Eliphaz, Round 2
Job 15
In this exchange, both Eliphaz and Job start by calling each other windbags. I’m not sure this is actually helpful to anyone, but they both have plenty to say, so they aren’t wrong. If the friends are truly there to comfort and console, I have a hard time figuring out how insulting each other is helping. I think maybe they were all just better off when they were being quiet together.
But the quiet is, indeed, over, and the words just keep on coming. In the NRSV, Eliphaz accuses Job of doing away with the fear of God and hindering meditation before God, going on to point out that by doing so, he’s actually proven himself guilty.
15: 4-6: But you are doing away with the fear of God and hindering meditation before God. For your iniquity teaches your mouth and you choose the tongue of the crafty. Your own mouth condemns you, and not I; your own lips testify against you. (NRSV)
“You choose the tongue of the crafty.” Wow. Don’t we all know people who do that? People who are so careful with their words to follow the letter of the law, observing technicalities and semantics to their own advantage while the rest of their lives doesn’t support an acknowledgement of the spirit of the law? It seems like maybe this is what Eliphaz is getting to here. I probably do it myself sometimes.

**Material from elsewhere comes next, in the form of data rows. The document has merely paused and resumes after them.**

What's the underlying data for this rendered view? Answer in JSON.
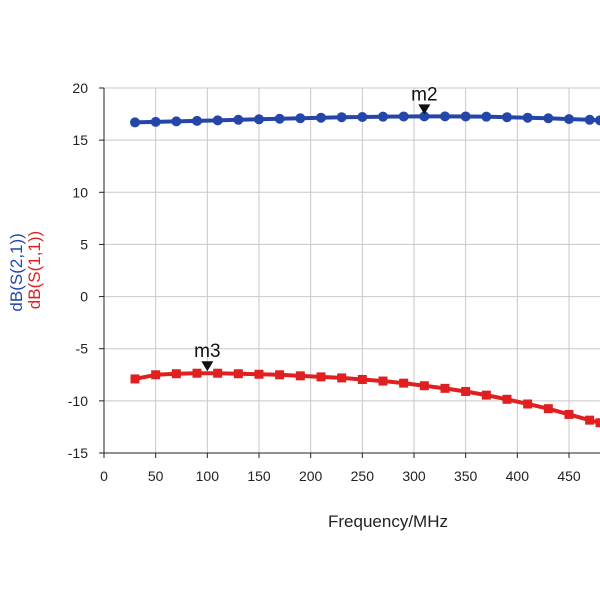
{
  "chart_data": {
    "type": "line",
    "xlabel": "Frequency/MHz",
    "ylabels": [
      {
        "text": "dB(S(2,1))",
        "color": "#2346a8"
      },
      {
        "text": "dB(S(1,1))",
        "color": "#e02020"
      }
    ],
    "xlim": [
      0,
      480
    ],
    "ylim": [
      -15,
      20
    ],
    "xticks": [
      0,
      50,
      100,
      150,
      200,
      250,
      300,
      350,
      400,
      450
    ],
    "yticks": [
      -15,
      -10,
      -5,
      0,
      5,
      10,
      15,
      20
    ],
    "grid": true,
    "x": [
      30,
      50,
      70,
      90,
      110,
      130,
      150,
      170,
      190,
      210,
      230,
      250,
      270,
      290,
      310,
      330,
      350,
      370,
      390,
      410,
      430,
      450,
      470,
      480
    ],
    "series": [
      {
        "name": "dB(S(2,1))",
        "color": "#2346a8",
        "marker": "circle",
        "values": [
          16.7,
          16.75,
          16.8,
          16.85,
          16.9,
          16.95,
          17.0,
          17.05,
          17.1,
          17.15,
          17.2,
          17.22,
          17.25,
          17.27,
          17.28,
          17.28,
          17.27,
          17.25,
          17.2,
          17.15,
          17.1,
          17.02,
          16.95,
          16.9
        ]
      },
      {
        "name": "dB(S(1,1))",
        "color": "#e02020",
        "marker": "square",
        "values": [
          -7.9,
          -7.5,
          -7.4,
          -7.35,
          -7.35,
          -7.4,
          -7.45,
          -7.5,
          -7.6,
          -7.7,
          -7.8,
          -7.95,
          -8.1,
          -8.3,
          -8.55,
          -8.8,
          -9.1,
          -9.45,
          -9.85,
          -10.3,
          -10.75,
          -11.3,
          -11.85,
          -12.1
        ]
      }
    ],
    "markers": [
      {
        "label": "m2",
        "x": 310,
        "y": 17.28,
        "series": "dB(S(2,1))"
      },
      {
        "label": "m3",
        "x": 100,
        "y": -7.35,
        "series": "dB(S(1,1))"
      }
    ]
  }
}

The Message puts it this way:
15: 4-6: Look at you! You trivialize religion, turn spiritual conversation into empty gossip. It’s your sin that taught you to talk this way. You chose an education in fraud. Your own words have exposed your guilt. It’s nothing I’ve said—you’ve incriminated yourself! (The Message)
I really appreciate how The Message makes things more accessible to me, but there’s nothing in there that can compare with the “tongue of the crafty.”
Then Eliphaz reminds Job about the wisdom of the elders and the fact that he’s just a mortal and cannot possibly be as perfect as he claims to be. Eliphaz warns Job of the consequences of being wicked (NRSV) or living by your own rules, not God’s (The Message).
15:24-26: They [those who live by their own rules] live in constant terror, always with their backs up against the wall because they insist on shaking their fists at God, defying God Almighty to his face, always and ever at odds with God, always on the defensive. (The Message)
15: 24-26: distress and anguish terrify them [the wicked]; they prevail against them, like a king prepared for battle because they stretched out their hands against God, and bid defiance to the Almighty, running stubbornly against him with a thick-bossed shield; (NRSV)
This seems to be a fairly accurate assessment of Job’s state. He does seem terrified by distress and anguish. Well, maybe not terrified. When I think about it, he seems more offended than terrified.
In an interesting turn of phrase, Eliphaz likens Job to one who stretches out his hand against God, which is exactly what Satan wanted God to do against Job. Oh, how the tables have turned.
In general, those verses seem to hit on the general MO thus far: it does feel like Job is defiant, on the defensive against God, always at odds with God, always needing to prove his innocence to God. I could see how Eliphaz feels that way, but I’m not sure that attacking someone is the best way to get them to stop defending themselves. Doesn’t an attack require a defense?